Hasta hace no muchos años, el Ejército Mexicano era tabú en el país. A él y al Presidente de la República no se les podía mencionar críticamente en los medios de comunicación. Era común que, ante errores de cualquier índole cometidos por el mandatario, en los periódicos se recurriera a la fórmula de culpar a sus colaboradores, porque el Presidente no se podía equivocar. Y cuando era ineludible citar actos delictuosos cometidos por militares, se acudía a eufemismos para no causarles escozor porque, en la mentalidad castrense, el soldado no podía ser un delincuente ni sus delitos ventilados en público, aunque pertenecieran al fuero común.
Poco a poco algunos medios de comunicación, particularmente Proceso, unomásuno y La Jornada, citados por orden de aparición, lograron romper gradualmente el tono acrítico sobre esas dos instituciones. En la actualidad la crítica al Presidente puede hacerla cualquier periodista y medio que no le teman a posibles consecuencias --que, además, no siempre las hay--, pero la crítica al Ejército es menos frecuente que la vertida sobre el mandatario. El escrutinio público, al que todas las instituciones del Estado deben estar sujetas, apenas se da tímidamente sobre el Ejército. Y esto tiene efectos perniciosos para la vigencia del Estado de derecho en México y propicia la impunidad militar, en la que el enjuiciamiento del general Jesús Gutiérrez Rebollo y algunos otros mandos castrenses vinculados con el narcotráfico constituyen la excepción confirmatoria de la norma.
En ese contexto se sitúan los asesinatos --llamarles ejecuciones resulta eufemístico-- atribuidos a militares en El Charco, Guerrero, y en las comunidades Chavajeval y Unión Progreso, Chiapas. Esos casos recuerdan, entre otros dramas chiapanecos, el del ejido Morelia en enero de 1994. Ahí también hubo asesinatos atribuidos a militares, pero permanecen en la impunidad, a pesar de la intervención de la Comisión Interamericana de Derechos Humanos, como lo acaban de recordar Miguel Angel de los Santos Cruz y Salvador Tinajero Esquivel, en el suplemento ``Derechos Humanos y Ciudadanía'' (La Jornada, 18-VI-1998).
La simple sospecha de tales crímenes en Guerrero y Chiapas debiera producir, si el Estado de derecho estuviera vigente a plenitud, la inmediata investigación y aprehensión de los soldados presuntamente asesinos. Pero en vez de una verdadera indagación, lo que ha habido es una exculpación gubernamental basada en la versión de que los muertos cayeron durante enfrentamientos. Sólo que en la sociedad --en la cual amplias franjas saben que su gobierno es mentiroso y cínico en torno de las guerrillas-- queda la noción de que, efectivamente, se trata de asesinatos cometidos por militares que deben ser enjuiciados y castigados.
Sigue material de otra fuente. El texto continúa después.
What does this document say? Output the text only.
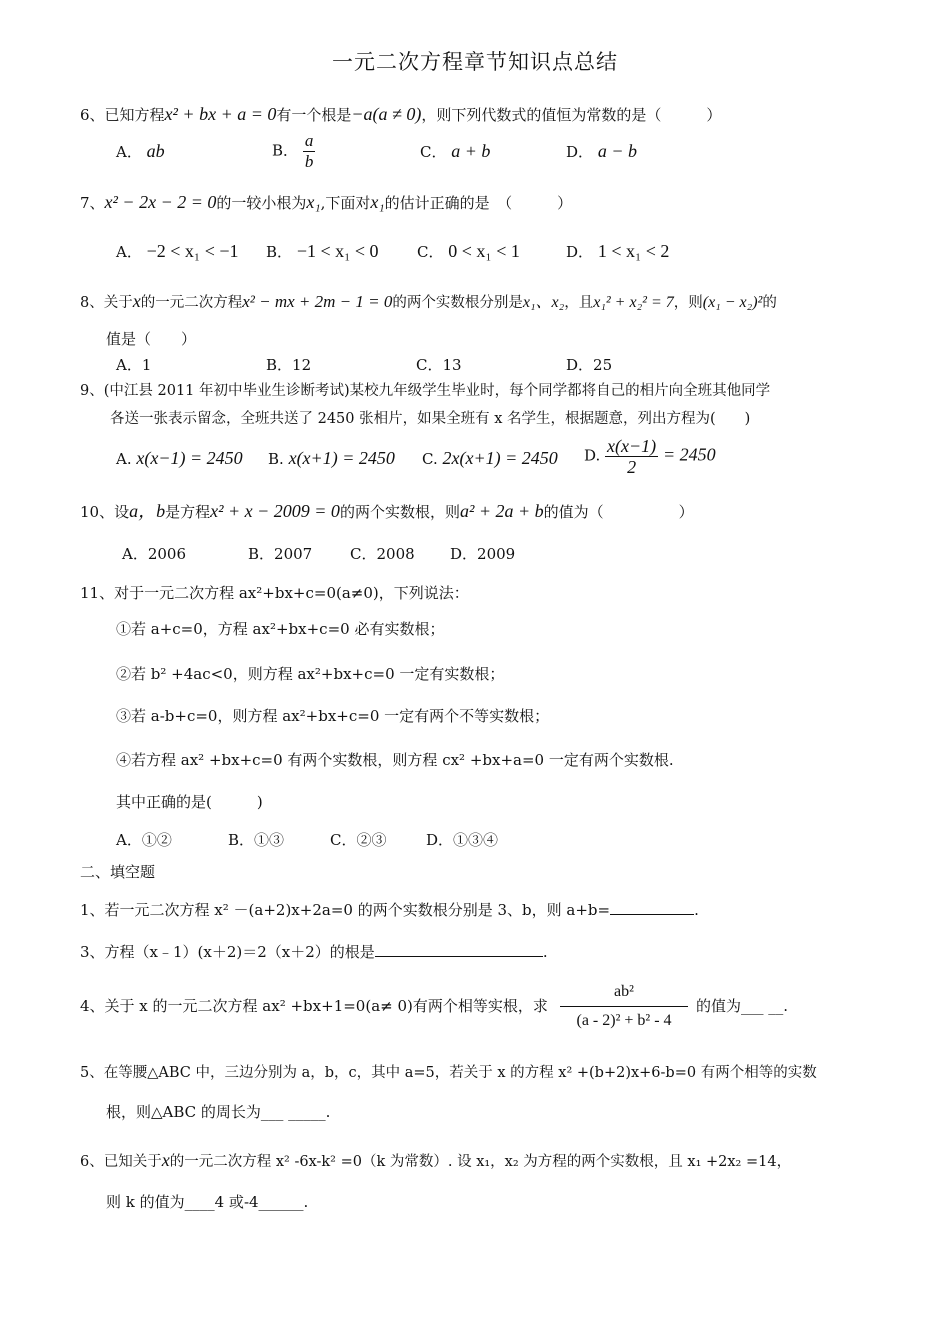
一元二次方程章节知识点总结
6、已知方程x² + bx + a = 0有一个根是−a(a ≠ 0)，则下列代数式的值恒为常数的是（　　　）
A． ab	B． $\frac{a}{b}$	C． a + b	D． a − b
7、x² − 2x − 2 = 0的一较小根为x₁,下面对x₁的估计正确的是　（　　　）
A． −2 < x₁ < −1 B． −1 < x₁ < 0	C． 0 < x₁ < 1	D． 1 < x₁ < 2
8、关于x的一元二次方程x² − mx + 2m − 1 = 0的两个实数根分别是x₁、x₂，且x₁² + x₂² = 7，则(x₁ − x₂)²的
值是（　　）
A．1	B．12	C．13	D．25
9、(中江县 2011 年初中毕业生诊断考试)某校九年级学生毕业时，每个同学都将自己的相片向全班其他同学
各送一张表示留念，全班共送了 2450 张相片，如果全班有 x 名学生，根据题意，列出方程为(　　)
A. x(x−1) = 2450 B. x(x+1) = 2450 C. 2x(x+1) = 2450 D. $\frac{x(x-1)}{2} = 2450$
10、设a，b是方程x² + x − 2009 = 0的两个实数根，则a² + 2a + b的值为（　　　　　）
A．2006	B．2007	C．2008 D．2009
11、对于一元二次方程 ax²+bx+c=0(a≠0)，下列说法：
①若 a+c=0，方程 ax²+bx+c=0 必有实数根；
②若 b² +4ac<0，则方程 ax²+bx+c=0 一定有实数根；
③若 a-b+c=0，则方程 ax²+bx+c=0 一定有两个不等实数根；
④若方程 ax² +bx+c=0 有两个实数根，则方程 cx² +bx+a=0 一定有两个实数根.
其中正确的是(　　　)
A．①②	B．①③	C．②③	D．①③④
二、填空题
1、若一元二次方程 x² －(a+2)x+2a=0 的两个实数根分别是 3、b，则 a+b=	.
3、方程（x﹣1）(x＋2)＝2（x＋2）的根是	.
4、关于 x 的一元二次方程 ax² +bx+1=0(a≠ 0)有两个相等实根，求 $\frac{\text{ab²}}{\text{(a - 2)² + b² - 4}}$ 的值为___ __.
5、在等腰△ABC 中，三边分别为 a，b，c，其中 a=5，若关于 x 的方程 x² +(b+2)x+6-b=0 有两个相等的实数
根，则△ABC 的周长为___ _____.
6、已知关于x的一元二次方程 x² -6x-k² =0（k 为常数）. 设 x₁，x₂ 为方程的两个实数根，且 x₁ +2x₂ =14，
则 k 的值为____4 或-4______.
El problema de la sociedad mexicana es que carece aún de las instancias y los mecanismos suficientemente vigorosos para forzar esa investigación y ese enjuiciamiento. Ahí hay una asignatura pendiente para esta sociedad que, por ejemplo, ha sido capaz de darse, contra viento y marea, instancias que, por lo pronto en el ámbito federal, garantizan hoy la transparencia electoral.
Por supuesto, demandar enjuiciamiento y castigo para militares que asesinan no implica ignorar las plausibles tareas castrenses de apoyo a la población civil, ni dejar de reconocer el sacrificio de los soldados que, como los caídos el pasado 22 de junio en la carretera Altamirano-Zihuatanejo, mueren en el cumplimiento del deber. Por otra parte, suponer que castigar a los soldados que delinquen desprestigia al Ejército es un error. Lo que sí puede desprestigiarlo es la impunidad.
En cuanto a los militares que matan a indígenas cuando ya los tienen sometidos, harán bien en tener presente que ni el tiempo ni la vida ni la memoria terminan ahora. Hay un mañana en que, guardadas las proporciones, podría tocarles afrontar lo que hoy enfrenta el ex dictador Jorge Rafael Videla en Argentina. Hay una memoria en que ya están inscritos nombres y fechas como los del Ejido Morelia en enero de 1994, y Chavajeval, Unión Progreso y El Charco en junio de 1998. Esa memoria puede clamar justicia mañana y, ya completada la transición democrática en marcha, obtenerla. Entonces podrán ser castigados autores, encubridores y sus jefes. Que así sea.
Recientemente apareció el libro México: diálogo entre generaciones, de Editorial Océano, en el que un grupo de jóvenes universitarios, encabezado por Francisco Orvañanos, expone su visión de país frente a la de reconocidos personajes como Lorenzo Meyer, Santiago Creel y Juan Sánchez Navarro.